This is the first 4th of July ever, though, that I'm feeling a little bit of tension, I have to admit. Among all of the things God has been awakening me to over the past few months has been this question of where my true allegiance lies. Because as great as it is to be proud of my country, is that where my allegiance has been stopping? Does my love for people stop at the border of my own country? According to 2 Corinthians, we are ambassadors for Christ. Our citizenship is in heaven; we are foreigners on this planet. An ambassador speaks in a foreign country on behalf of his king. What if we were to send an ambassador to another country but instead of speaking on behalf of our country, he got so comfortable with the culture that he chose to settle down, buy a house, switch his citizenship, and forgot his purpose? What would we do? We’d cut him off and send another one in his place! But what about me? I am an ambassador for Christ but sometimes I feel like I have chosen a different purpose and have gotten way too comfortable in this world and in our society (especially in America!).

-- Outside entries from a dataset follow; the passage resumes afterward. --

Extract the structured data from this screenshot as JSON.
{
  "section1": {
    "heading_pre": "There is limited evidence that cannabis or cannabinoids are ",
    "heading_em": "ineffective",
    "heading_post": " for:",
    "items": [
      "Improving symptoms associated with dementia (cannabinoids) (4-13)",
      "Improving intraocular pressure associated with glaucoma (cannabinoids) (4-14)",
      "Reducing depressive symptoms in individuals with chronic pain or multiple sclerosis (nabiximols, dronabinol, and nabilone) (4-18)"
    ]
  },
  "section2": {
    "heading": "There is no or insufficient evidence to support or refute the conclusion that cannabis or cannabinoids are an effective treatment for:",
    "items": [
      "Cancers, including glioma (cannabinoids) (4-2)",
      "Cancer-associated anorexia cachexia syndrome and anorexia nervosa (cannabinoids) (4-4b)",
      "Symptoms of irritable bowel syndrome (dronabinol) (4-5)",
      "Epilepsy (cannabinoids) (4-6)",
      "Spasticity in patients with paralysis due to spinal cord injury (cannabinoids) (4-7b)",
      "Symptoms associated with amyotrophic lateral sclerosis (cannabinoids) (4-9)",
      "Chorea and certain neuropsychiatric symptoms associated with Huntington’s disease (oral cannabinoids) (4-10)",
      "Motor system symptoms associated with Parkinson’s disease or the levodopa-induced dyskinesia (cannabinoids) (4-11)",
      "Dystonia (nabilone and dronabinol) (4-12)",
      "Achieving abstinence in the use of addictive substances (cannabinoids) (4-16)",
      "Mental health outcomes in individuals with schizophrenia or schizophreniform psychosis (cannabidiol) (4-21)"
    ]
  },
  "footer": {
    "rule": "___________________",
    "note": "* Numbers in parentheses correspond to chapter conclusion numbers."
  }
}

I have a frustration with the label “Christian”…how we use it as an adjective and not a noun. We say that he’s a “Christian doctor” or she’s a “Christian teacher”. But this seems to indicate that he’s a doctor who just happens to be a Christian or she’s a teacher who just happens to be a Christian. This is not our true identity; we are strangers in this world! So what if instead, we started thinking of him as “a Christian ambassador disguised in the world as a doctor” or her as a “Christian ambassador disguised in the world as a teacher”. It totally changes our perspective. Even more than a Tennessean or a Republican or a Democrat or an American, I am a Christian ambassador. And that changes the way that I see EVERYTHING. It changes who I consider “family”. Jesus gave us a new definition of family. He said that once we accepted Christ, we were adopted into the family of God and that we have a new set of brothers and sisters that runs deeper than biology or geography or nationality. In Irresistible Revolution, Shane says it this way: “A love for our own relatives and a love for the people of our own country are not bad things, but our love does not stop at the border. Jesus is telling us that we have family in Iraq, in Afghanistan, in Palestine. We have family members who are starving and homeless, or dying of AIDS, or in the midst of war.” I’m coming face to face with the reality that I have not always viewed the world this way. I have subconsciously held this “us” and “them” mentality. I look back on the way I felt after September 11 and am convicted of the fact that my love simply reflected the borders and allegiances of the world. I mourned the deaths of each American soldier, but did not feel the same anger or passion or pain for each Iraqi death. But their lives are just as precious, no more, no less. That’s hard for me to wrap my mind around, especially when you start talking about the lives of the terrorists who are responsible for the 9/11 attacks. The fact that God loves Osama bin Laden as much as he does Mother Theresa. I can’t comprehend it.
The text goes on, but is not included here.